Também por aqui, continua a urgência em aprofundar e ligar as lutas pelas condições e direitos das populações negras e ciganas com a luta pelo direito à habitação e contra a exclusão social, as lutas das mulheres e LGBT’s à luta contra a destruição do SNS e da educação. Estas não são lutas apenas dos oprimidos, mas sim do conjunto da classe trabalhadora contra a burguesia nacional e internacional, que conjuga opressão e exploração para manter o seu domínio.

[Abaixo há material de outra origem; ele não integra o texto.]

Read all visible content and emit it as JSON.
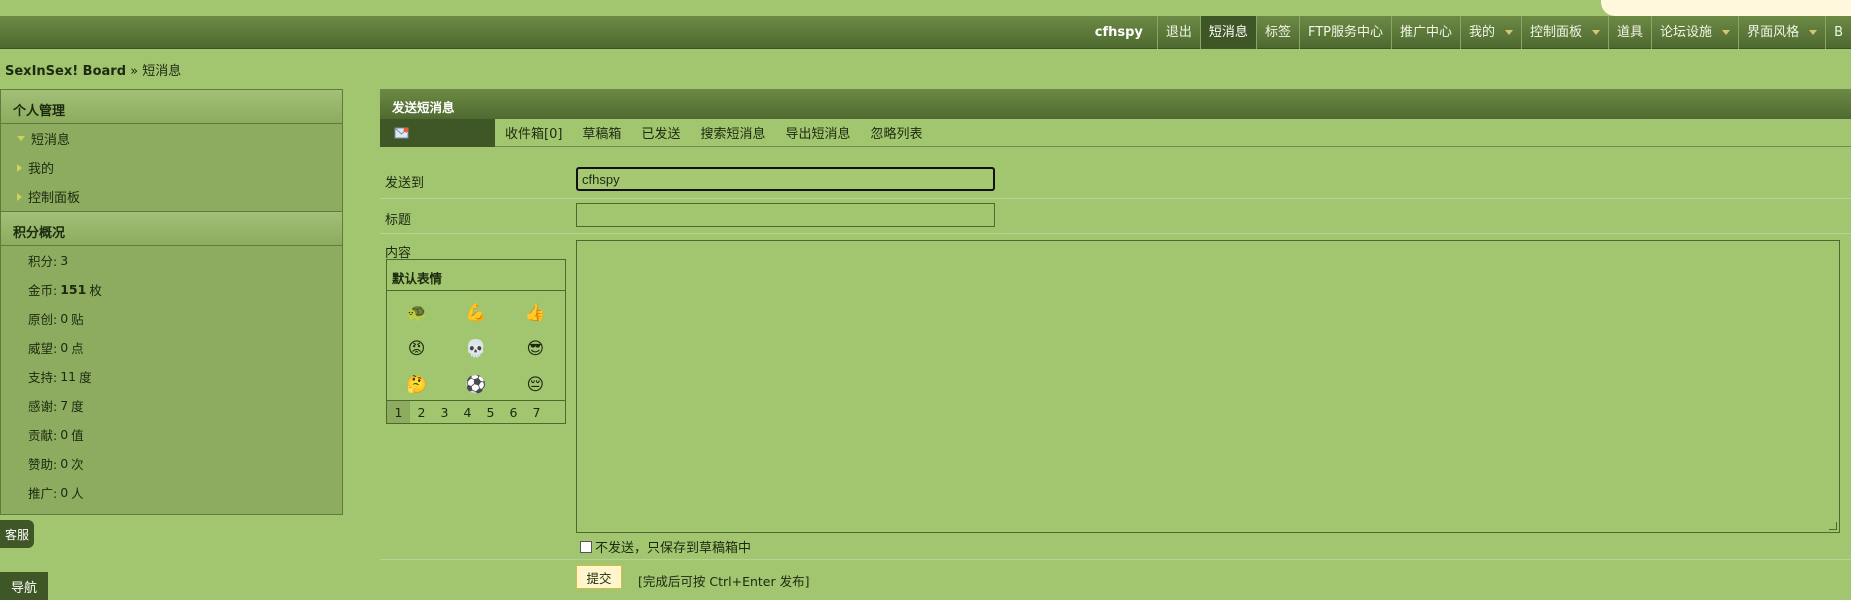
{
  "navbar": {
    "username": "cfhspy",
    "items": [
      {
        "label": "退出",
        "dropdown": false
      },
      {
        "label": "短消息",
        "dropdown": false,
        "active": true
      },
      {
        "label": "标签",
        "dropdown": false
      },
      {
        "label": "FTP服务中心",
        "dropdown": false
      },
      {
        "label": "推广中心",
        "dropdown": false
      },
      {
        "label": "我的",
        "dropdown": true
      },
      {
        "label": "控制面板",
        "dropdown": true
      },
      {
        "label": "道具",
        "dropdown": false
      },
      {
        "label": "论坛设施",
        "dropdown": true
      },
      {
        "label": "界面风格",
        "dropdown": true
      },
      {
        "label": "B",
        "dropdown": false
      }
    ]
  },
  "breadcrumb": {
    "home": "SexInSex! Board",
    "sep": "»",
    "current": "短消息"
  },
  "sidebar": {
    "section1_title": "个人管理",
    "items": [
      {
        "label": "短消息",
        "expanded": true
      },
      {
        "label": "我的",
        "expanded": false
      },
      {
        "label": "控制面板",
        "expanded": false
      }
    ],
    "section2_title": "积分概况",
    "stats": [
      {
        "label": "积分:",
        "value": "3",
        "unit": ""
      },
      {
        "label": "金币:",
        "value": "151",
        "unit": "枚",
        "bold": true
      },
      {
        "label": "原创:",
        "value": "0",
        "unit": "贴"
      },
      {
        "label": "威望:",
        "value": "0",
        "unit": "点"
      },
      {
        "label": "支持:",
        "value": "11",
        "unit": "度"
      },
      {
        "label": "感谢:",
        "value": "7",
        "unit": "度"
      },
      {
        "label": "贡献:",
        "value": "0",
        "unit": "值"
      },
      {
        "label": "赞助:",
        "value": "0",
        "unit": "次"
      },
      {
        "label": "推广:",
        "value": "0",
        "unit": "人"
      }
    ]
  },
  "buttons": {
    "kefu": "客服",
    "daohang": "导航"
  },
  "main": {
    "title": "发送短消息",
    "tabs": [
      "收件箱[0]",
      "草稿箱",
      "已发送",
      "搜索短消息",
      "导出短消息",
      "忽略列表"
    ],
    "form": {
      "to_label": "发送到",
      "to_value": "cfhspy",
      "subject_label": "标题",
      "subject_value": "",
      "content_label": "内容",
      "smiley_title": "默认表情",
      "smileys": [
        "turtle-icon",
        "blue-arm-icon",
        "thumbs-up-icon",
        "angry-face-icon",
        "skull-icon",
        "cool-face-icon",
        "thinking-face-icon",
        "soccer-ball-icon",
        "sleepy-face-icon"
      ],
      "smiley_glyphs": [
        "🐢",
        "💪",
        "👍",
        "😡",
        "💀",
        "😎",
        "🤔",
        "⚽",
        "😔"
      ],
      "smiley_pages": [
        "1",
        "2",
        "3",
        "4",
        "5",
        "6",
        "7"
      ],
      "draft_checkbox_label": "不发送，只保存到草稿箱中",
      "submit_label": "提交",
      "hint": "[完成后可按 Ctrl+Enter 发布]"
    }
  }
}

Um governo de maioria absoluta contra os trabalhadores

Este foi também o ano em que, depois do apoio da esquerda na Geringonça, o PS saiu da crise em que se encontra e ganhou a maioria absoluta, liderada por António Costa. Perante o enorme aumento da inflação e a deterioração das condições de vida dos trabalhadores, o governo mostrou ao que vinha: manteve o garrote do déficit e da dívida, enquanto continua a destruir o SNS e a atacar os professores e escola pública; ofereceu uma maçã envenenada de 250€ em nome de compensar as famílias, enquanto recusou aumentos que repusessem o poder de compra perdido com a inflação, ou seja, reduziu os salários reais dos trabalhadores. Ao mesmo tempo, permitiu a exorbitância dos lucros milionários das grandes empresas da energia e da distribuição e utilizou impostos (portanto dinheiro público) para compensar os senhorios ou as gestoras das Autoestradas por não aumentarem mais as respectivas rendas e portagens cobradas.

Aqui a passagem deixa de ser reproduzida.